HRW accused the NLD government of “using the discriminatory 1982 Citizenship Law and the Election Law to disenfranchise Rohingya and prevent them from running for office, even though most Rohingya families have lived in Myanmar for generations, Human Rights Watch said. Many Rohingya were hopeful that after the 2015 elections, NLD leader Aung San Suu Kyi would change these laws and policies. Instead, the NLD has supported the military as it carried out ethnic cleansing, crimes against humanity, and possible genocide against the Rohingya in Rakhine State.”

HRW said the use of the 1982 Citizen Law makes sure “none of the one million Rohingya refugees in Bangladesh and another several hundred thousand dispersed in other countries will be allowed to vote. The authorities have barred most Rohingya remaining in Myanmar, estimated at 600,000, from registering to vote in the election. This includes approximately 130,000 Rohingya detained in camps in central Rakhine State since 2012, where they endure the crimes against humanity of persecution and apartheid and other serious rights abuses. Voter lists, posted around the country in July and August, are absent from Rohingya camps and villages.”

Saw Honest, a leader at Mae La Refugee Camp on the Thai Burma border said he is hoping the 2020 election delivers more for ethnic people.

“A new government after the 2020 election, needs to make changes to the 2008 Constitution, so that other changes in the country can be made. We hope we have a government that stands for the people and brings development to the country. Most importantly, it needs to be a government that recognizes the rights and equality of ethnic nationalities.”

The 80,000 people in the nine refugee camps on the Thai Burma border have seen their rations, access to education and health shredded below sustainably levels. Civilians trapped in the camp accuse the NLD of failing to accept its share of the responsibility to repatriate refugees with dignity.

Naw Eh Paw a refugee, living at Mae La camp said.

“Everyone wants leaders that love the people, but we also want a government who can make sure the country is govern peacefully.
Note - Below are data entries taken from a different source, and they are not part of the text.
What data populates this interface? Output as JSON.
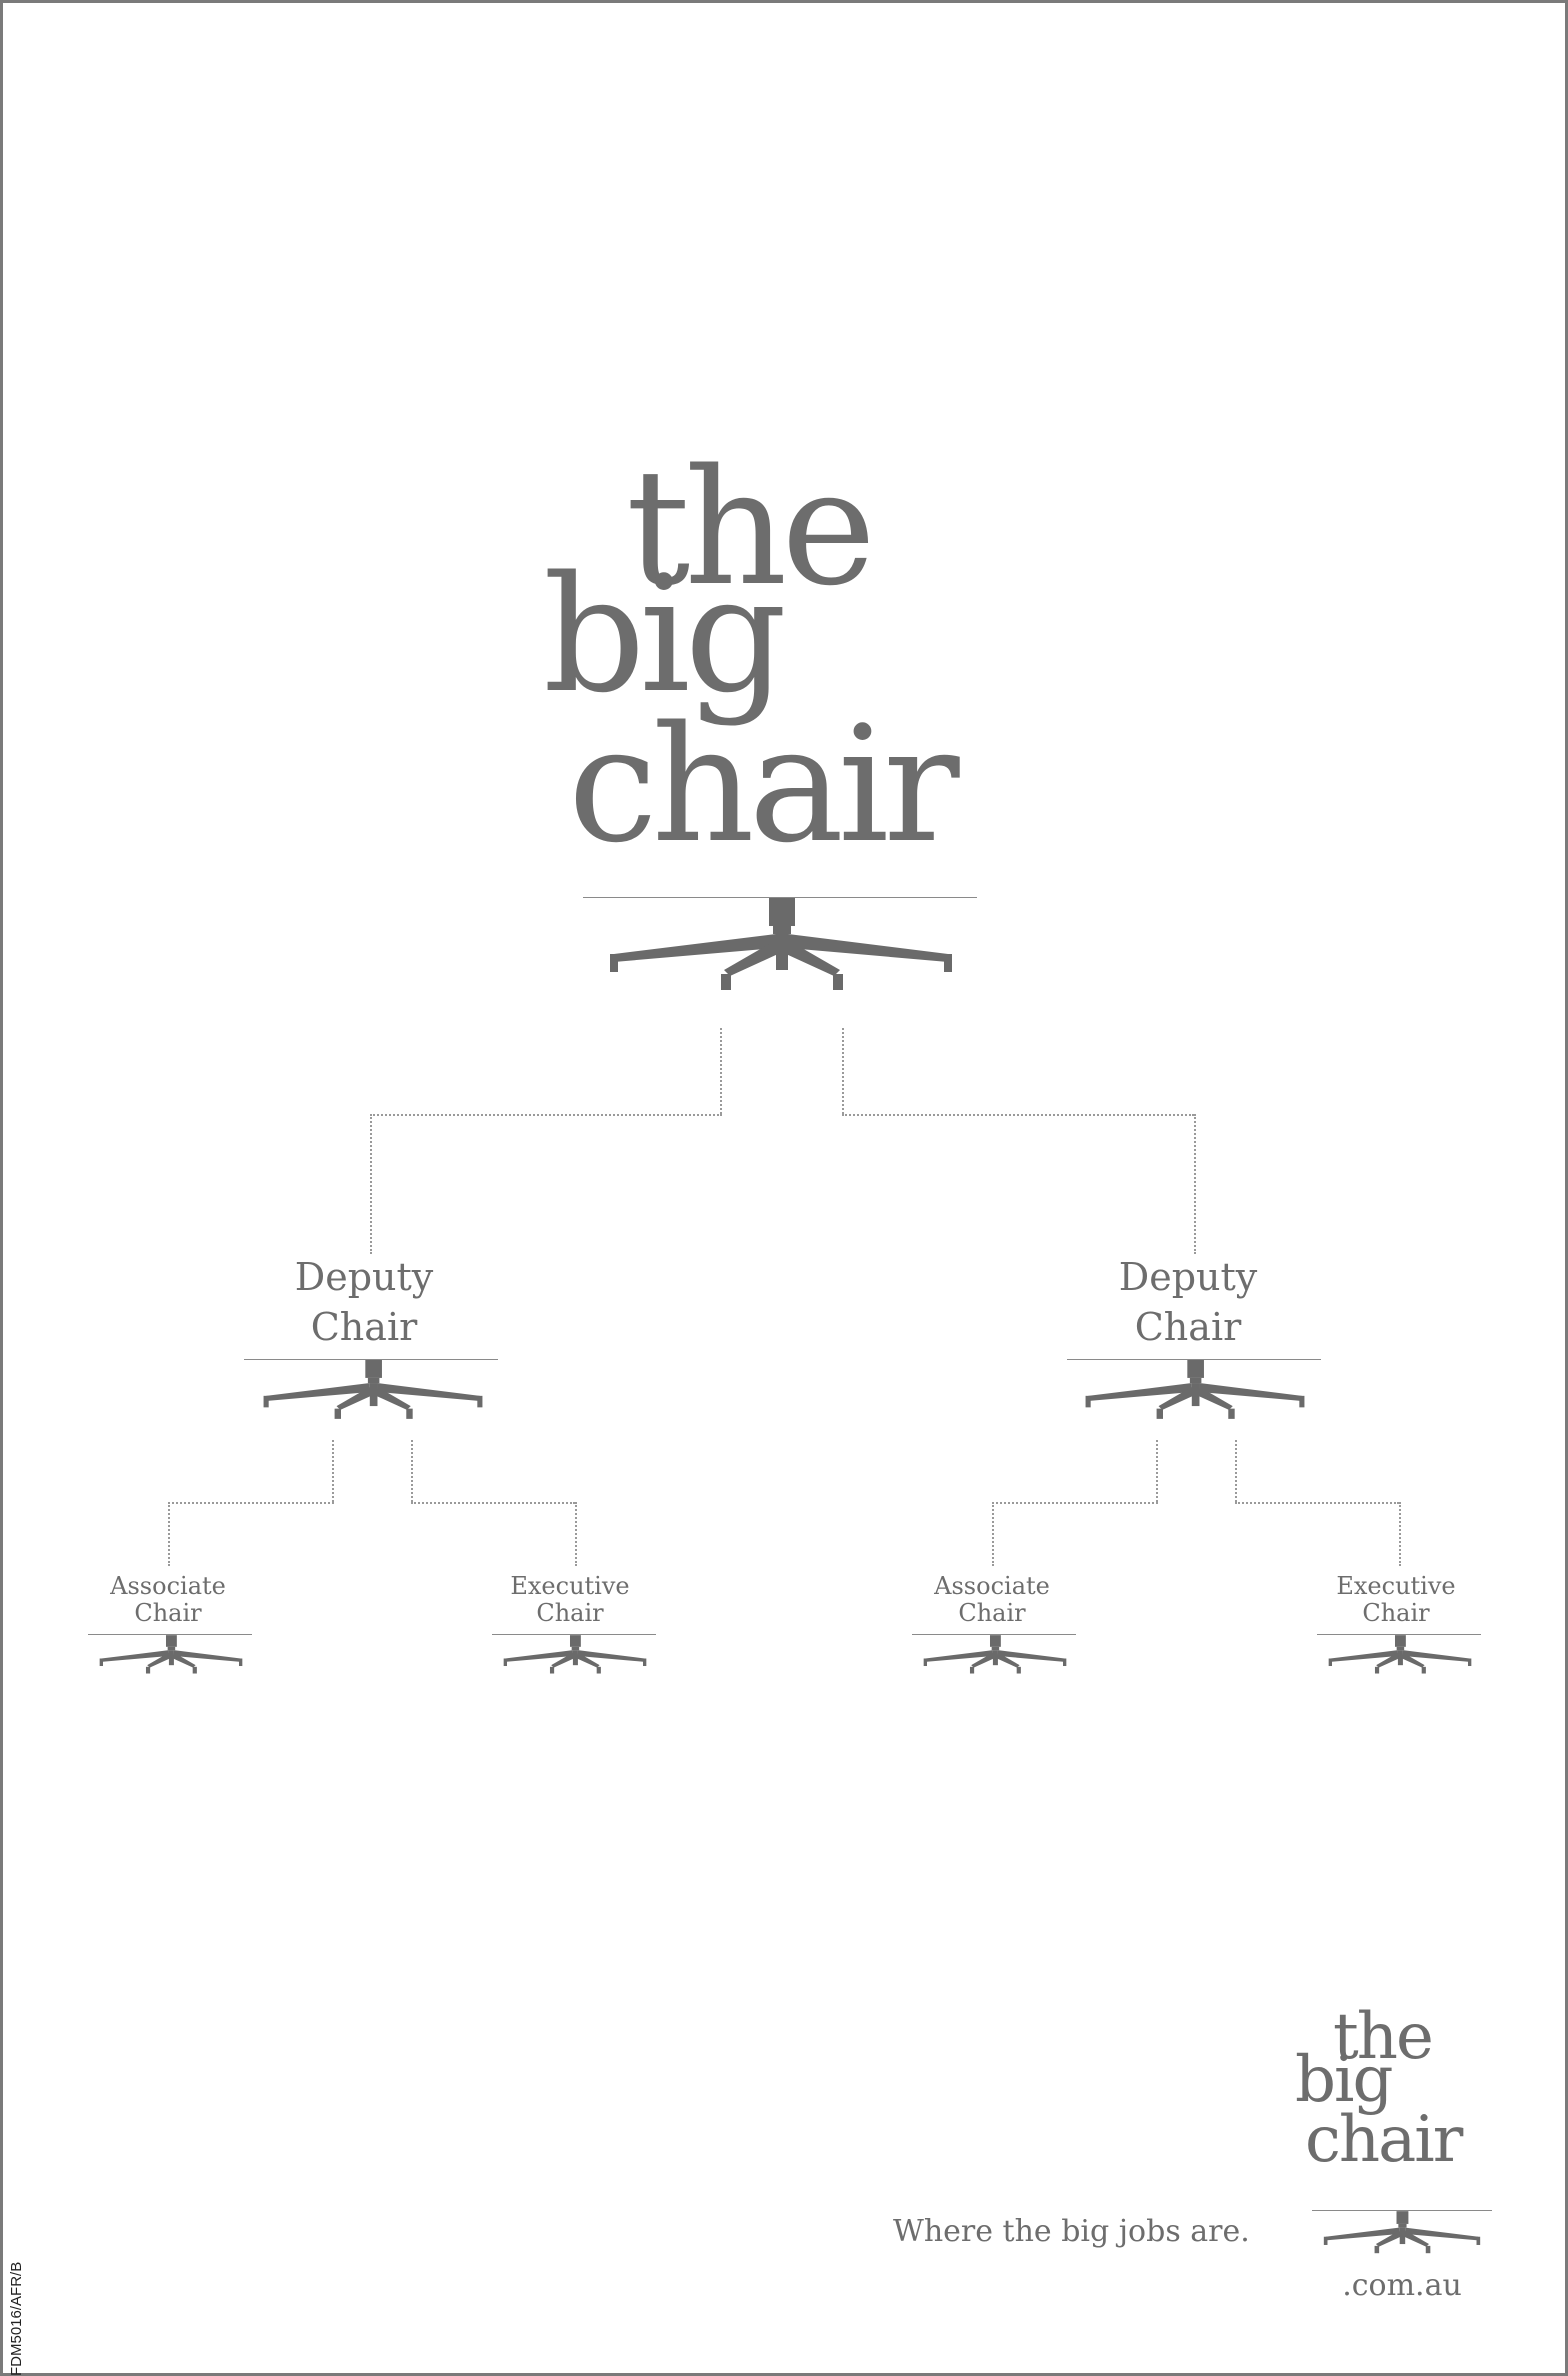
{
  "main_logo": {
    "line1": "the",
    "line2": "big",
    "line3": "chair"
  },
  "tier2": {
    "left": {
      "line1": "Deputy",
      "line2": "Chair"
    },
    "right": {
      "line1": "Deputy",
      "line2": "Chair"
    }
  },
  "tier3": {
    "left_associate": {
      "line1": "Associate",
      "line2": "Chair"
    },
    "left_executive": {
      "line1": "Executive",
      "line2": "Chair"
    },
    "right_associate": {
      "line1": "Associate",
      "line2": "Chair"
    },
    "right_executive": {
      "line1": "Executive",
      "line2": "Chair"
    }
  },
  "footer": {
    "tagline": "Where the big jobs are.",
    "logo_line1": "the",
    "logo_line2": "big",
    "logo_line3": "chair",
    "domain": ".com.au"
  },
  "side_code": "FDM5016/AFR/B",
  "colors": {
    "text_gray": "#6d6d6d",
    "chair_gray": "#6a6a6a",
    "frame": "#7a7a7a"
  },
  "icons": [
    "chair-base-icon"
  ]
}
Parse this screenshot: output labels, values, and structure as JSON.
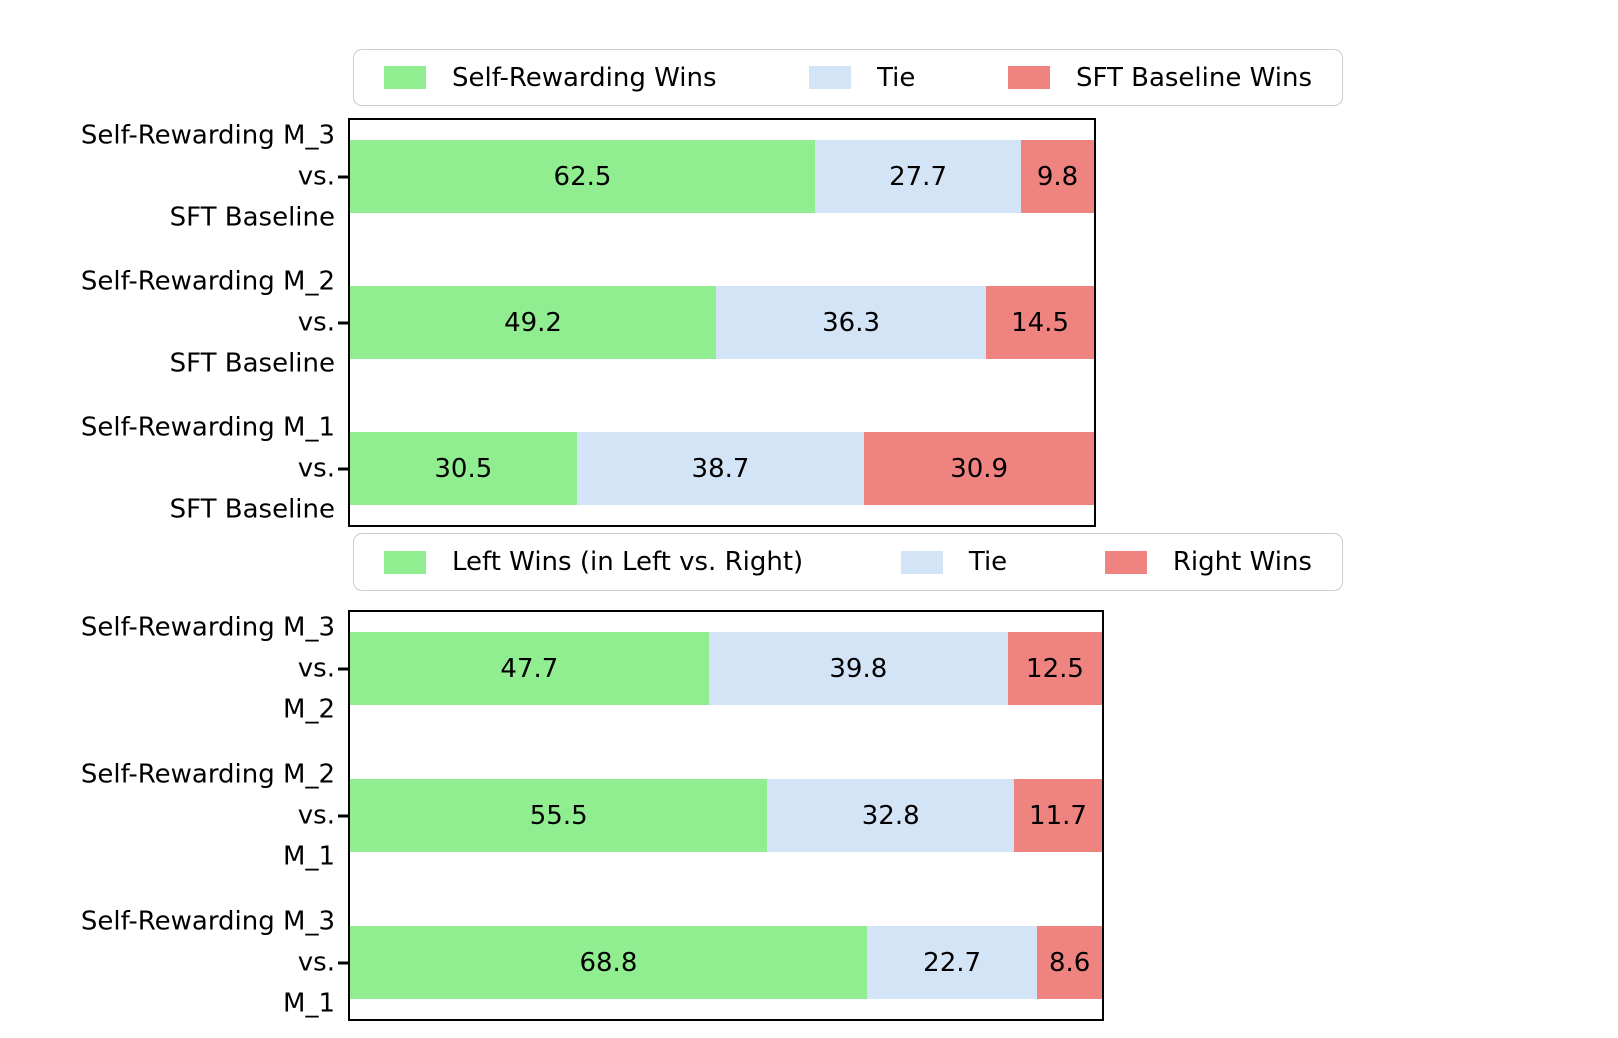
{
  "figure": {
    "background": "#ffffff"
  },
  "colors": {
    "win_green": "#90EE90",
    "tie_blue": "#D4E4F7",
    "loss_red": "#EF8380",
    "frame": "#000000",
    "legend_border": "#CCCCCC",
    "text": "#000000"
  },
  "chart_data": [
    {
      "type": "bar",
      "orientation": "horizontal",
      "stacked": true,
      "grid": false,
      "legend_position": "top",
      "xlim": [
        0,
        100
      ],
      "legend": [
        "Self-Rewarding Wins",
        "Tie",
        "SFT Baseline Wins"
      ],
      "series_colors": [
        "#90EE90",
        "#D4E4F7",
        "#EF8380"
      ],
      "categories": [
        "Self-Rewarding M_3 vs. SFT Baseline",
        "Self-Rewarding M_2 vs. SFT Baseline",
        "Self-Rewarding M_1 vs. SFT Baseline"
      ],
      "category_lines": [
        [
          "Self-Rewarding M_3",
          "vs.",
          "SFT Baseline"
        ],
        [
          "Self-Rewarding M_2",
          "vs.",
          "SFT Baseline"
        ],
        [
          "Self-Rewarding M_1",
          "vs.",
          "SFT Baseline"
        ]
      ],
      "series": [
        {
          "name": "Self-Rewarding Wins",
          "values": [
            62.5,
            49.2,
            30.5
          ]
        },
        {
          "name": "Tie",
          "values": [
            27.7,
            36.3,
            38.7
          ]
        },
        {
          "name": "SFT Baseline Wins",
          "values": [
            9.8,
            14.5,
            30.9
          ]
        }
      ]
    },
    {
      "type": "bar",
      "orientation": "horizontal",
      "stacked": true,
      "grid": false,
      "legend_position": "top",
      "xlim": [
        0,
        100
      ],
      "legend": [
        "Left Wins (in Left vs. Right)",
        "Tie",
        "Right Wins"
      ],
      "series_colors": [
        "#90EE90",
        "#D4E4F7",
        "#EF8380"
      ],
      "categories": [
        "Self-Rewarding M_3 vs. M_2",
        "Self-Rewarding M_2 vs. M_1",
        "Self-Rewarding M_3 vs. M_1"
      ],
      "category_lines": [
        [
          "Self-Rewarding M_3",
          "vs.",
          "M_2"
        ],
        [
          "Self-Rewarding M_2",
          "vs.",
          "M_1"
        ],
        [
          "Self-Rewarding M_3",
          "vs.",
          "M_1"
        ]
      ],
      "series": [
        {
          "name": "Left Wins (in Left vs. Right)",
          "values": [
            47.7,
            55.5,
            68.8
          ]
        },
        {
          "name": "Tie",
          "values": [
            39.8,
            32.8,
            22.7
          ]
        },
        {
          "name": "Right Wins",
          "values": [
            12.5,
            11.7,
            8.6
          ]
        }
      ]
    }
  ]
}
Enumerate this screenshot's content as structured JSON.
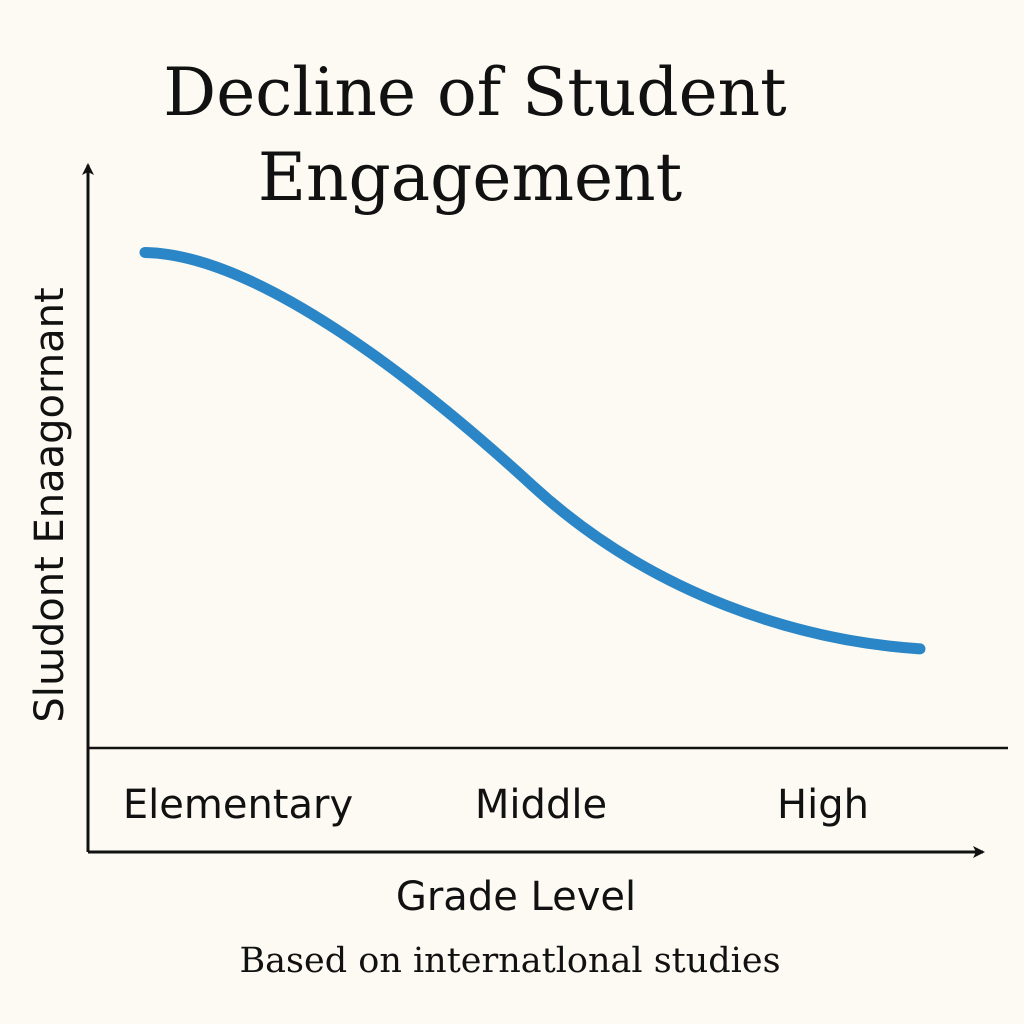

We don’t want a government that oppresses the people. We want [a new government] to make sure they have responsible plans for us who are caught in refugee camps. We want to live in peace, we don’t want more war or conflict. We want to have our lives back.”

Like most ethnic people interviewed for this story Naw Ka Nyaw Paw, Secretary, Karen Women Organization said the previous election win for the NLD brought little in the way of democratic reforms for ethnic people.

“The NLD came into power but they couldn’t bring any major changes. Furthermore, this government didn’t speak out against the abuses and violations against our ethnic nationalities. The next government needs to work together with ethnic revolutionary groups to oppose the military dictatorship. We don’t want to see a repeat where the government take sides with the military, stands with the military and protects the military.”